Es ist alles gar nicht so schlimm.
„Der Pappenheimer“, das scheint ein enger Flur zu sein, aseptisch, weiß, neonerleuchtet, abgeriegelt mit einem durchsichtigen Plastikvorhang. Was soll da schon passieren? Man durchquert den Vorhang, man hört eine Klimaanlage summen, und man bemerkt, was einen erwartet. Man riecht es. Es riecht: ein wenig nach Vanille, nicht unangenehm, aber beunruhigend. Drei Schritte, der nächste Vorhang, und dann tritt es einen in die Magengrube. Ein Gestank nach Verwesung, nach Kompost vielleicht, hinter einer Glaswand sind zwei Plastiktonnen zu sehen, denen könnte dieser Geruch entströmen, zumindest führt ein Rohr in den Raum, und man kann sich nicht zurückhalten, man will ja auch kapieren, was hier los ist, also nähert man die Nase dem Rohr, und, ja, eindeutig, der Gestank kommt aus den Tonnen. Weitere Gänge folgen, weitere Räume, ebenfalls ang und weiß, white cube, haha, das bedeutet etwas anderes, aber ganz falsch ist es auch nicht, es gibt angedeutete Installationen, eine klappernde Nerdbrille hängt an einer Wand, ein Müllsack bläst sich wie von selbst immer wieder auf, eine Statue liegt auf dem Boden, und da, das Buch auf dem Podest, es bewegt sich, wie als ob eine unbekannte Kraft eine Seite aufschlagen wollte, aber man weiß nicht, ob man sich traut, zu erfahren, was das wohl für eine Seite ist. Im letzten Raum dann ein Video, zu erkennen ist ein Kopf oder so etwas, singt der Kopf? Darunter ein Stutzen, bezeichnet: „Riechnippel“, man riecht, wieder der Verwesungsgestank, man wird ihn den gesamten Tag nicht mehr aus der Nase bekommen.
Wie John Bock nicht arbeiten möchte: Spielerisch. Mit Humor. Mit Ekel. Was Bock auch nicht so gern hört: Wenn man ihn als Teil eines Künstlerdreiecks definiert, hier Christoph Schlingensief, dort Jonathan Meese, und in der Mitte Bock. Wobei das alles nicht falsch ist. „Der Pappenheimer“ hat einen fiesen, manipulativen Humor. „Der Pappenheimer“ ist ein Spiel: die spielerische Verwandlung des Kunstvereins in einen stillen, weißen Rummelplatz, in eine Geisterbahn.

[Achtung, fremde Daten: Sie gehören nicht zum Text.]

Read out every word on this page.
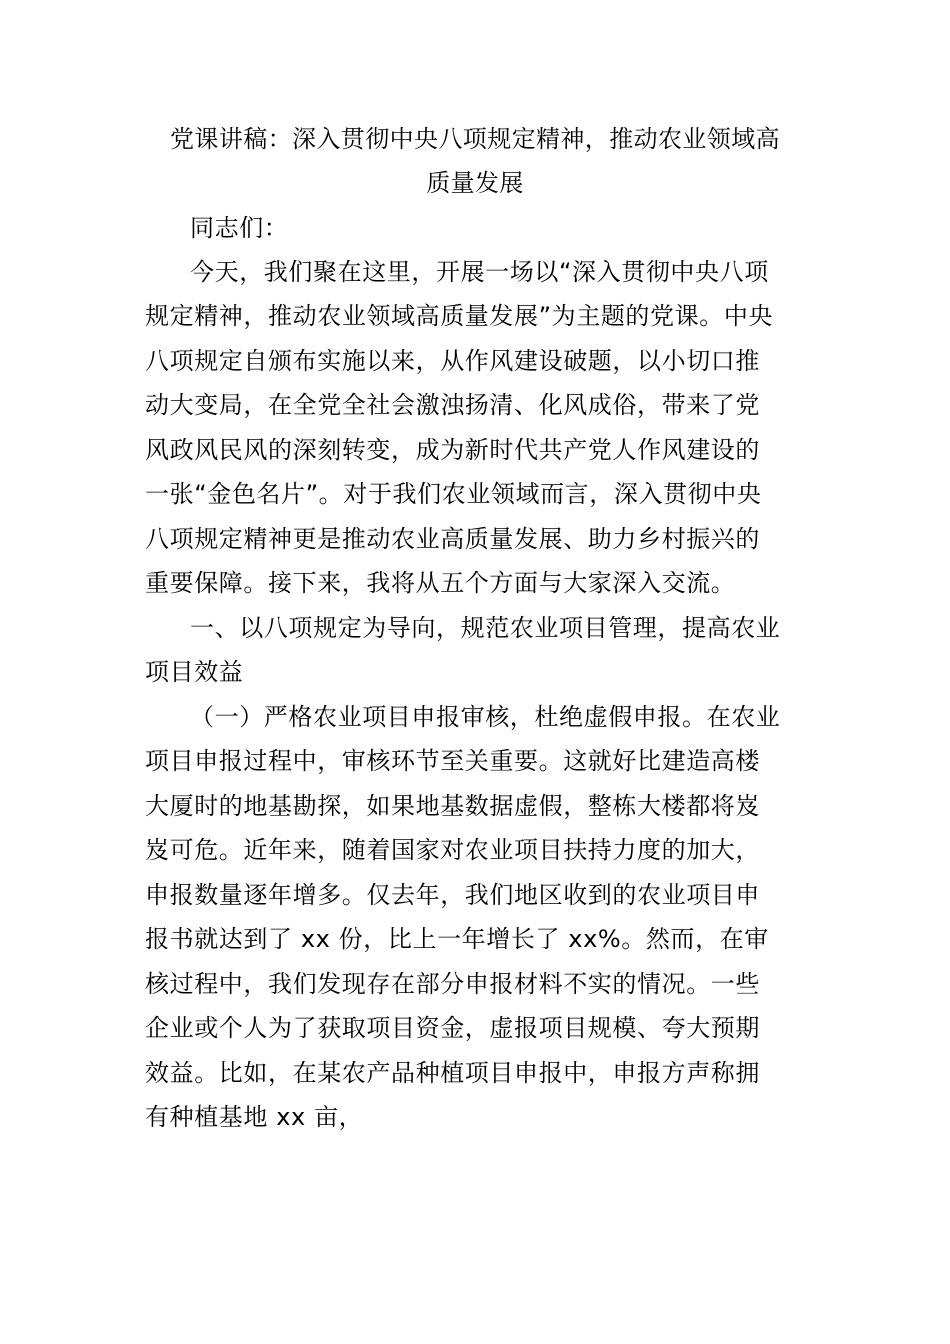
党课讲稿：深入贯彻中央八项规定精神，推动农业领域高
质量发展
同志们：
今天，我们聚在这里，开展一场以“深入贯彻中央八项
规定精神，推动农业领域高质量发展”为主题的党课。中央
八项规定自颁布实施以来，从作风建设破题，以小切口推
动大变局，在全党全社会激浊扬清、化风成俗，带来了党
风政风民风的深刻转变，成为新时代共产党人作风建设的
一张“金色名片”。对于我们农业领域而言，深入贯彻中央
八项规定精神更是推动农业高质量发展、助力乡村振兴的
重要保障。接下来，我将从五个方面与大家深入交流。
一、以八项规定为导向，规范农业项目管理，提高农业
项目效益
（一）严格农业项目申报审核，杜绝虚假申报。在农业
项目申报过程中，审核环节至关重要。这就好比建造高楼
大厦时的地基勘探，如果地基数据虚假，整栋大楼都将岌
岌可危。近年来，随着国家对农业项目扶持力度的加大，
申报数量逐年增多。仅去年，我们地区收到的农业项目申
报书就达到了 xx 份，比上一年增长了 xx%。然而，在审
核过程中，我们发现存在部分申报材料不实的情况。一些
企业或个人为了获取项目资金，虚报项目规模、夸大预期
效益。比如，在某农产品种植项目申报中，申报方声称拥
有种植基地 xx 亩，
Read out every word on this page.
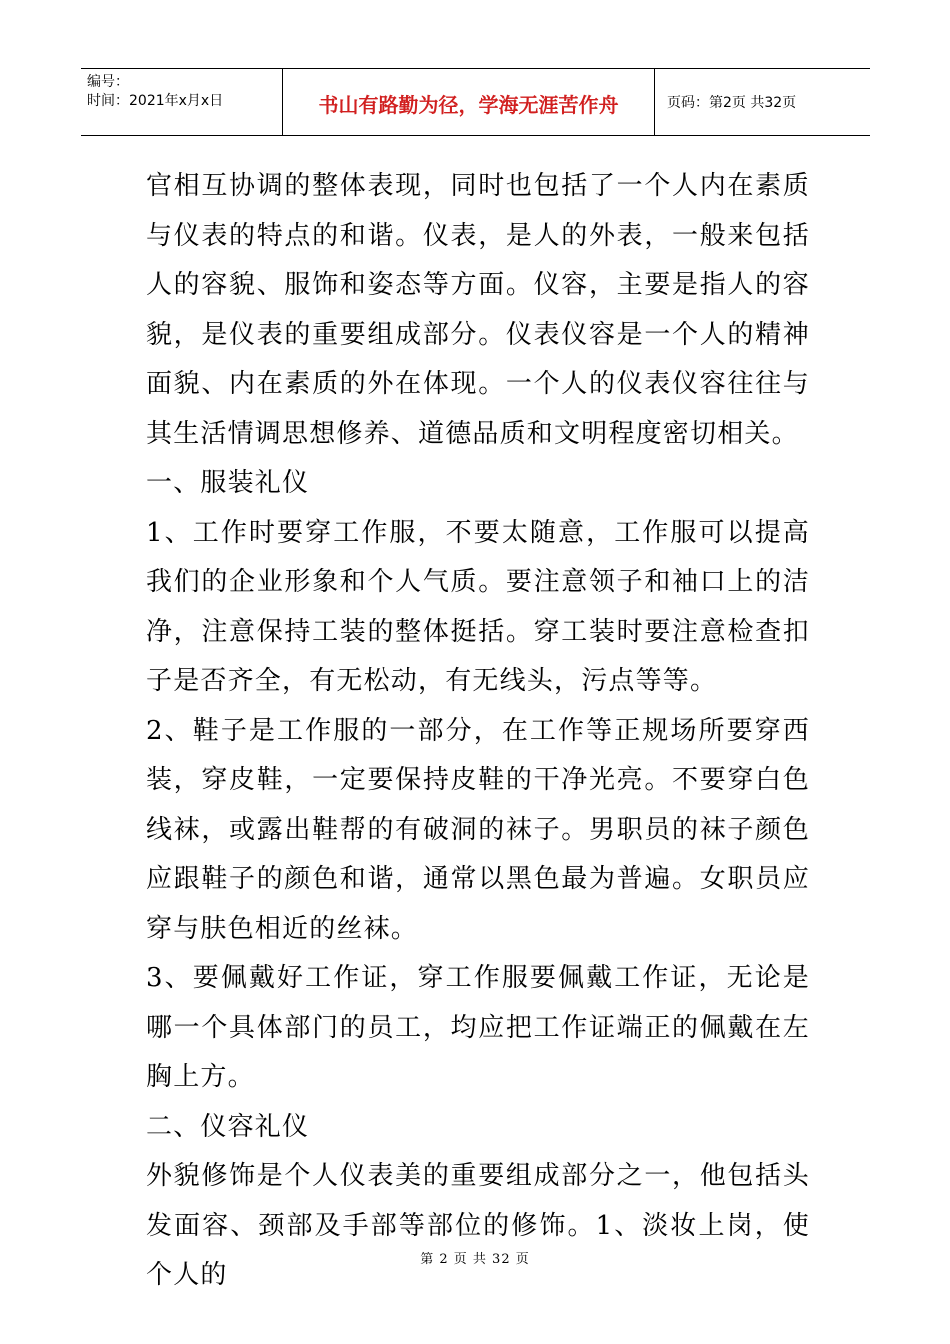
编号：
时间：2021年x月x日	书山有路勤为径，学海无涯苦作舟	页码：第2页 共32页

官相互协调的整体表现，同时也包括了一个人内在素质与仪表的特点的和谐。仪表，是人的外表，一般来包括人的容貌、服饰和姿态等方面。仪容，主要是指人的容貌，是仪表的重要组成部分。仪表仪容是一个人的精神面貌、内在素质的外在体现。一个人的仪表仪容往往与其生活情调思想修养、道德品质和文明程度密切相关。

一、服装礼仪

1、工作时要穿工作服，不要太随意，工作服可以提高我们的企业形象和个人气质。要注意领子和袖口上的洁净，注意保持工装的整体挺括。穿工装时要注意检查扣子是否齐全，有无松动，有无线头，污点等等。

2、鞋子是工作服的一部分，在工作等正规场所要穿西装，穿皮鞋，一定要保持皮鞋的干净光亮。不要穿白色线袜，或露出鞋帮的有破洞的袜子。男职员的袜子颜色应跟鞋子的颜色和谐，通常以黑色最为普遍。女职员应穿与肤色相近的丝袜。

3、要佩戴好工作证，穿工作服要佩戴工作证，无论是哪一个具体部门的员工，均应把工作证端正的佩戴在左胸上方。

二、仪容礼仪

外貌修饰是个人仪表美的重要组成部分之一，他包括头发面容、颈部及手部等部位的修饰。1、淡妆上岗，使个人的

第 2 页 共 32 页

Und „Der Pappenheimer“ ist eklig, mir jedenfalls riecht immer noch alles nach Komposthaufen. Die Meese-Schlingensief-Bezüge von Bocks Arbeit allerdings sind weniger geworden: „Der Pappenheimer“ ist viel konzentrierter als frühere Bock-Arbeiten, stilistisch strenger, minimalistischer. Man zieht nicht mehr durch eine Installation, die an allen Ecken und Enden Links anbietet, zu Pornos, zu Mythen, zur Kunstgeschichte, man zieht nur noch durch ein monströses Labyrinth, das nichts anbietet, keine Erklärung, keine Lösung.
Die „Pappenheimer“ übrigens waren im mittelalterlichen Nürnberg die Kloakenreiniger. Ein großer Gestank, das alles.
John Bock, Der Pappenheimer, bis 30. Juni, Kunstverein Hamburg





Ein Kommentar
Kathrin says:
Mai 12, 2013
Das wäre eine Tortur für mich geruchsempfindlichen Menschen. Ich werde wenn an einem Allergietag hingehen.